[ Henry Richmond Droop, Victorian Mathematician. ] Autograph Letter Signed ('H. R. Droop') [ to E. Meyrick Goulburn, Dean of Norwich ], presenting a copy of his book 'The Edwardian Vestments', and discussing its contents. With the book itself.

Author: 
Henry Richmond Droop, M.A., of Lincoln's Inn, Barrister-at-Law; Formerly Fellow of Trinity College, Cambridge [ H. R. Droop (1832-1884), mathematician ] [ Edward Meyrick Goulburn (1818-1897)]
Publication details: 
Letter: addressed from 1 New Square, Lincoln's Inn [ London ]. 1 February 1882. Book ('Reissued with supplementary notes.'): Published in London by Hatchards, Piccadilly, 1876.
£400.00
SKU: 20514

LETTER: 8pp., 12mo. On two bifoliums. In good condition, lightly aged, and tipped-in onto the half-title of Item Two below. Begins: 'Sir | I met a few days ago with your letter to the Bishop of Lincoln "the Confessions of a reticent Dean" and am tempted to send you the accompanying pamphlet - which some years ago, I collected all the materials I could find as to how the ornaments rubric was understood before & at the time of the Revision of 1661-2 The conclusion I came to was that the views you attribute to the Revisers were only to be found in Cosin's unpublished notes & were contradicted by other passages in those notes, & that every other High Churchman or Moderate Churchman who wrote on the subject regarded the Advertisements & Canons as the law & the rubric as to ornaments as somehow reconciled with them.' He proceeds to discuss the matter at great length and in great detail.
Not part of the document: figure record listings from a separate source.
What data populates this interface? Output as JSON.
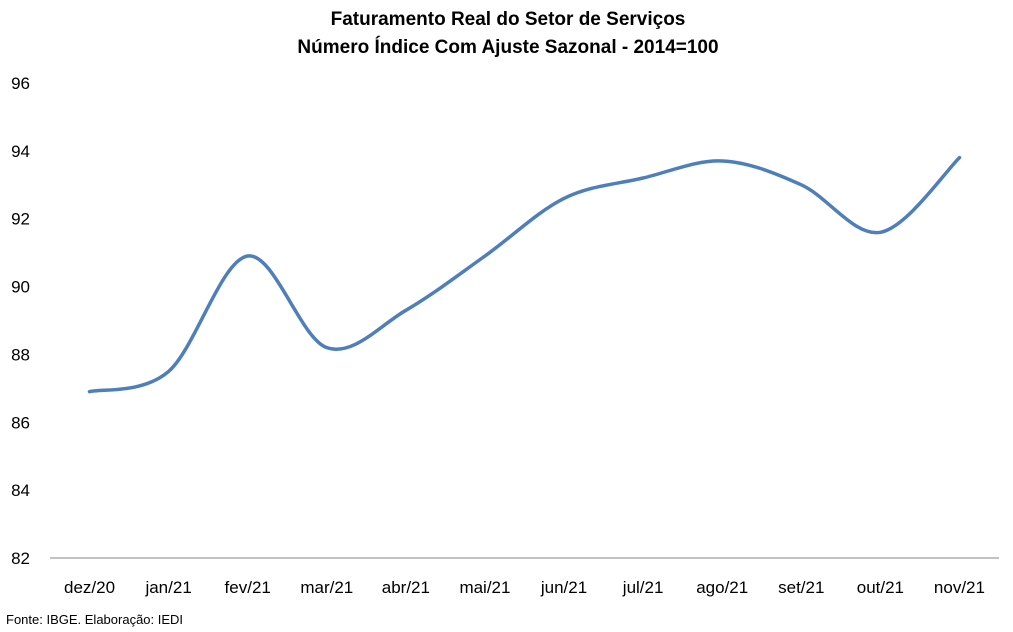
{
  "chart_data": {
    "type": "line",
    "title": "Faturamento Real do Setor de Serviços",
    "subtitle": "Número Índice Com Ajuste Sazonal - 2014=100",
    "xlabel": "",
    "ylabel": "",
    "categories": [
      "dez/20",
      "jan/21",
      "fev/21",
      "mar/21",
      "abr/21",
      "mai/21",
      "jun/21",
      "jul/21",
      "ago/21",
      "set/21",
      "out/21",
      "nov/21"
    ],
    "series": [
      {
        "values": [
          86.9,
          87.5,
          90.9,
          88.2,
          89.3,
          90.9,
          92.6,
          93.2,
          93.7,
          93.0,
          91.6,
          93.8
        ],
        "color": "#4f7fba",
        "smooth": true
      }
    ],
    "ylim": [
      82,
      96
    ],
    "yticks": [
      82,
      84,
      86,
      88,
      90,
      92,
      94,
      96
    ],
    "grid": false,
    "legend": "none"
  },
  "footer": {
    "source": "Fonte: IBGE. Elaboração: IEDI"
  }
}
He concludes: 'I am taking a very considerable liberty in writing to you at such length. I am not altogether opposed to a compromise but I am <?> anything on the basis that the Review of 1661 intended to restore vestments or that the judgements in the Purchas Ridsdale cases were biassed by policy. These premises conceded would carry you further than you desire | I dont at all expect you to trouble to answer this letter.' BOOK: [4] + 104pp., 8vo. In good condition, but disbound. The following autograph note by Droop is on p.10: 'This is not so. The original MS (Lansdown MSS) has “some with surplice & cope” which Strype printed as “surplice & cap” | This was discovered by Mr. T. W. Perry, & I first heard of it during the Ridsdale case in 1877.' Droop is said to have devised the Droop quota in the Single Transferable Vote voting system, and to have pre-empted Duverger's Law.